Liberal media bias in New York City is so pervasive that even liberals can’t help noticing it. That, at least, is the lesson of a recent study by the liberal Drum Major Institute, which found that press coverage of the city’s post-9/11 budget crisis tilted way to the left.
Released this spring but ignored by the press (for obvious reasons), the report contended that the city’s four biggest newspapers—the Times, the New York Post, the Daily News, and Newsday—did a lousy job covering the city’s budget woes, focusing too much on political “inside baseball” and not enough on the budget’s impact on ordinary New Yorkers. But the study, authored by North Carolina State University professor Robert Entman, also turned up, in the 1,111 articles it surveyed, a heavy bias toward big-government, high-tax solutions to the budget crisis, at the expense of solutions that would require shrinking city government. “Taken as a whole,” Entman writes, “the newspapers’ portrayal of the budget crisis suggests a widespread desire to protect the city government’s programs.”

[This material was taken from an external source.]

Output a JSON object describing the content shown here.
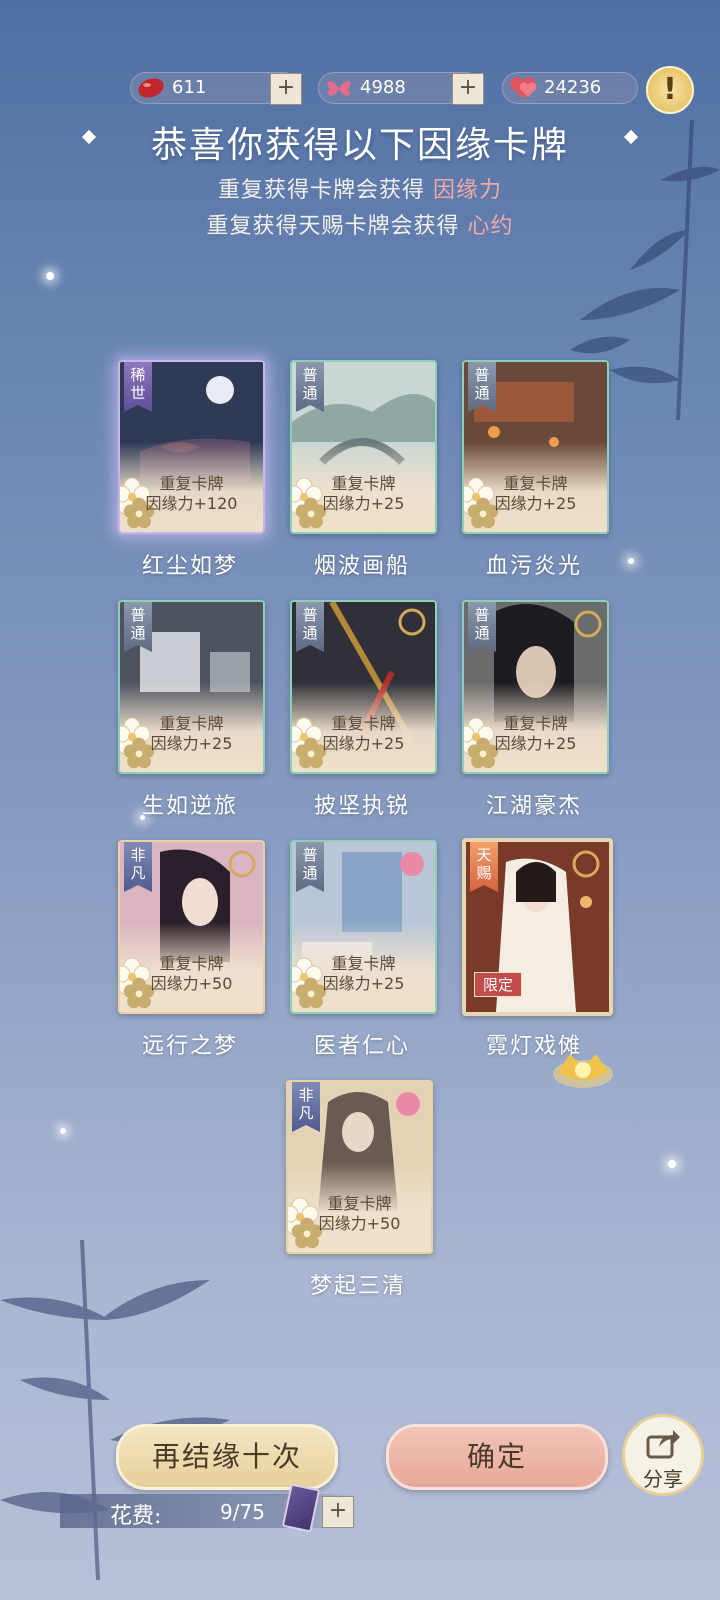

Budget stories, the report discovered, quoted on average five people favoring proposals for more taxes and spending for every one person who rejected such measures. News stories on the possibility of re-imposing the city’s commuter tax, for example, presented 22 people advocating the hike and only seven against it. Articles on proposals that the state boost spending on New York City had 27 opinions for, zero against.
These patterns aren’t surprising, given the newspapers’ sources. City officials offered the majority of comments, and they overwhelmingly gave thumbs-up to higher taxes. But the papers also turned disproportionately to others likely to favor taxing and spending over cuts—quoting 45 city workers and union officials and 33 representatives of liberal advocacy groups, for example, but just five business people.
The study shows that the New York Post—often accused by other journalists in the city of trumpeting a conservative agenda in its news pages—had the most balanced coverage. Yet even the Post articles had more quotes supporting than opposing the idea of protecting city programs from budget cuts.
In a note appended to the report, Drum Major Institute president and former mayoral candidate Fernando Ferrer urged papers to humanize their budgetary coverage, making it less narrowly political. We’ll add that the press might want to make its budget coverage less narrowly ideological, too.